Metabolic engineering of S. cerevisiae for the production of flavonoids

Sammanfattning: The interest in the production of natural products such as flavonoids has been increasing during the last decade. Flavonoids have several attractive bioactivities including antitumoral, antioxidant or antimicrobial properties. To produce these high-value products, we usually recur to chemical synthesis or plant extraction. However, these two options are costly and not environmentally friendly, and microbial production is therefore preferred.
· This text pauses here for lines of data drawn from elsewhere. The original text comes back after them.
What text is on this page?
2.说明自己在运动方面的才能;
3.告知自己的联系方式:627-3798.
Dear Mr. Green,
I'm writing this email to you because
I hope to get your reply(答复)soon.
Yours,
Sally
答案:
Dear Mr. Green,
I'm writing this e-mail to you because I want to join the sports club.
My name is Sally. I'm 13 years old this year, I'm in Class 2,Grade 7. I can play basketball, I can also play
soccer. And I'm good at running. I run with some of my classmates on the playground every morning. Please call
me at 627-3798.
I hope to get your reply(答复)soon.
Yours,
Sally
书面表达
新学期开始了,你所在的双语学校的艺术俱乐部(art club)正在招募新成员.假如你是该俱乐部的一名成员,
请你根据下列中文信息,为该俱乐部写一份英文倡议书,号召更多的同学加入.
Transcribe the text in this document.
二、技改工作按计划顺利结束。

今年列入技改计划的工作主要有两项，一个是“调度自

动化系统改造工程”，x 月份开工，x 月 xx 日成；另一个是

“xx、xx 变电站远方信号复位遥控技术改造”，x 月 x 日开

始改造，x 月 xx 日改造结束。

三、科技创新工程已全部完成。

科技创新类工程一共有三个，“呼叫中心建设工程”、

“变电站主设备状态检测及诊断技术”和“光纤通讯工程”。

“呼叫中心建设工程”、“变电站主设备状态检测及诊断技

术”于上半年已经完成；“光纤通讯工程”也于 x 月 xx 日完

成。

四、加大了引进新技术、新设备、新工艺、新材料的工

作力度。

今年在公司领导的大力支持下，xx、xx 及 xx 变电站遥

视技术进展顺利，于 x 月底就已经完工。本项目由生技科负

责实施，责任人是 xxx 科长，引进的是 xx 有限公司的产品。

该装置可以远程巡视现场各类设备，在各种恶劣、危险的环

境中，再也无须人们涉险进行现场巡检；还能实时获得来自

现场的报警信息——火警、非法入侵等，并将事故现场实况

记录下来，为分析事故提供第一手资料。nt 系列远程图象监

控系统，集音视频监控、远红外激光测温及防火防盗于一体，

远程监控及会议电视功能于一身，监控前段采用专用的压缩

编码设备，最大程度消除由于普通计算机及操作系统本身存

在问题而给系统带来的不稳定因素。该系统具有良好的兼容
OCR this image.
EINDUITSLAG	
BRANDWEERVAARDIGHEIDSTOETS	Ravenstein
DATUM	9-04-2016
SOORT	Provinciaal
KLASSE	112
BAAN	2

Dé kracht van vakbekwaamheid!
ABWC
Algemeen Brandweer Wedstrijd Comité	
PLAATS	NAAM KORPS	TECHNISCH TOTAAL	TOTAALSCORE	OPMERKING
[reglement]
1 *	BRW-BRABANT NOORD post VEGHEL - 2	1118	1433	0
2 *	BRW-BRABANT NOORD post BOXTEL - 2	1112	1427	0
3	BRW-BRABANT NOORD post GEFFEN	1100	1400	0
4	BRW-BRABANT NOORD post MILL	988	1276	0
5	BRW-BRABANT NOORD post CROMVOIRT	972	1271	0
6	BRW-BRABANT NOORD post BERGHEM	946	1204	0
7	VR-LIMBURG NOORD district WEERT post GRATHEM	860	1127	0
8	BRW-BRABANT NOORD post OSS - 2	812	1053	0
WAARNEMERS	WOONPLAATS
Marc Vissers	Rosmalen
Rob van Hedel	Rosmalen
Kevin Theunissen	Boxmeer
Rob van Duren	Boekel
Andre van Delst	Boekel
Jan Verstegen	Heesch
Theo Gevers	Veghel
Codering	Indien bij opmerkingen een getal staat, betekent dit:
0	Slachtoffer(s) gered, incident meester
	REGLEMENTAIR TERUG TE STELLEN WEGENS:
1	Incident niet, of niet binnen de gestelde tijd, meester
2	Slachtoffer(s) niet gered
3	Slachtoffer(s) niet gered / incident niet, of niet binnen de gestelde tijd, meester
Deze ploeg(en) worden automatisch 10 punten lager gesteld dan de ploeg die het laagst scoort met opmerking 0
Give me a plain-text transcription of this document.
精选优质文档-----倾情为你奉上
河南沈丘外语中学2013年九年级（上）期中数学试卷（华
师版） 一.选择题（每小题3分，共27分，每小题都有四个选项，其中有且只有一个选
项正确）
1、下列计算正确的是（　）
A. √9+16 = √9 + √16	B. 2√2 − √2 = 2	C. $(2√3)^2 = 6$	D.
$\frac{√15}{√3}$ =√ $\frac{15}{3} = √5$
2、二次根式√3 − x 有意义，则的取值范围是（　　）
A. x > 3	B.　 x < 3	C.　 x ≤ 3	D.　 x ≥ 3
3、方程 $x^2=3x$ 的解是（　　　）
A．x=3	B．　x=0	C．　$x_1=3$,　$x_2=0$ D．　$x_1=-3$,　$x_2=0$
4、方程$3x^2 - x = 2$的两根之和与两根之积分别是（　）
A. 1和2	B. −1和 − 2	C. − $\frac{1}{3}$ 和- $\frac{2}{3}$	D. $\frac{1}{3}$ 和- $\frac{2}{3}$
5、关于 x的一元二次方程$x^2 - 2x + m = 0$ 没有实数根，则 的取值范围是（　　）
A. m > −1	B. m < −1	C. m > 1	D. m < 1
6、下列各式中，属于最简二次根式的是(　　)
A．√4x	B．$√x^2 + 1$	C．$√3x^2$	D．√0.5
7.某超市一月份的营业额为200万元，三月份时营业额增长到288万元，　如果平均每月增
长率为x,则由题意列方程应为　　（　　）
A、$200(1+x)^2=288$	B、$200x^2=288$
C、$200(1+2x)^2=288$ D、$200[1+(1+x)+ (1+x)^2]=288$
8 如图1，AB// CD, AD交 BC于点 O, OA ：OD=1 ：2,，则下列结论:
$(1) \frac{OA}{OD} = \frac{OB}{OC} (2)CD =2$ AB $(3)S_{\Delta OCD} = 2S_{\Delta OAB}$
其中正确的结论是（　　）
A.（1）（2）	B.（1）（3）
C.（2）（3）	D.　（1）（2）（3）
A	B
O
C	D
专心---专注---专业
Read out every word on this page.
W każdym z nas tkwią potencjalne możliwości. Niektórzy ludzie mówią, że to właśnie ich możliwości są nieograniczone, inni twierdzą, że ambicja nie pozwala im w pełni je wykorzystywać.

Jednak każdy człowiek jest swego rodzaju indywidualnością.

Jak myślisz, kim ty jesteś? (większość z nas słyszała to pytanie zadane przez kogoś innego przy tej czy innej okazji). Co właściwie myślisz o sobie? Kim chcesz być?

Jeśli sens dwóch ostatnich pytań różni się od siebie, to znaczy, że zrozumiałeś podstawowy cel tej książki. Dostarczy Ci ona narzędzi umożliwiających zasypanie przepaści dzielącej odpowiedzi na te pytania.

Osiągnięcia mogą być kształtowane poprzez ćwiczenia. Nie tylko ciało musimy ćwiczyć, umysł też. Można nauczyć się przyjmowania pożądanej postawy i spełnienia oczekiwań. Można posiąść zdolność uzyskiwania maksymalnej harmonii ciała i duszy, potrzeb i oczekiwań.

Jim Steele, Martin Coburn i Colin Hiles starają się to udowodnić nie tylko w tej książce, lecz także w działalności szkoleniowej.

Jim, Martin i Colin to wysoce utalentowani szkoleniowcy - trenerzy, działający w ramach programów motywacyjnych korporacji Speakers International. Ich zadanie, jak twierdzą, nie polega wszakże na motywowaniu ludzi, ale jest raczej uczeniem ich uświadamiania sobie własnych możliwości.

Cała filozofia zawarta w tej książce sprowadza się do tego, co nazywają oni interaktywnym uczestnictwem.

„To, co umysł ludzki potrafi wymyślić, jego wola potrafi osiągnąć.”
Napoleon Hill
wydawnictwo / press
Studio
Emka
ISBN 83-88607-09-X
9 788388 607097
S. cerevisiae is a thoroughly characterized model organism with a wide range of available tools for engineering, making it an ideal organism for this challenge.   The aim of this thesis was to apply different strategies to engineer S.  cerevisiae to establish and optimize the production of the flavonoids pinocembrin and naringenin, and their derivatives. Different approaches were used: different heterologous genes were screened, their copy number was increased to achieve the highest production, the competing pathways were eliminated, and the precursors availability was increased. Furthermore, the bottlenecks of the pathways were identified. For pinocembrin production, I established that the accumulation of the toxic intermediate cinnamic acid limits production. Therefore, the transcriptional changes that S. cerevisiae undergoes under aromatic acid stress were investigated. My findings indicate that by employing transcription factor engineering it is possible to develop strains that are tolerant to aromatic compounds that can be utilized for the production of valuable natural products. When analysing the naringenin biosynthetic pathway it was found that the distribution of the pathway intermediates in the cell is a major issue. The spatiotemporal distribution of p-coumaric acid (a key pathway intermediate) and naringenin was assessed and it was determined that p-coumaric acid accumulates extracellularly and cannot be fully utilized. Therefore, a dual dynamic control system that combines a malonyl-CoA biosensor regulator and an RNAi strategy was established, to autonomously control the synthesis of p-coumaric acid and downregulate the fatty acid pathways that compete directly for the precursor malonyl-CoA. Finally, the production of naringenin and pinocembrin derivatives was established including kaempferol, quercetin and baicalein which present valuable bioactivities.   Overall, this thesis employs diverse strategies for constructing and optimizing yeast factories for flavonoid production.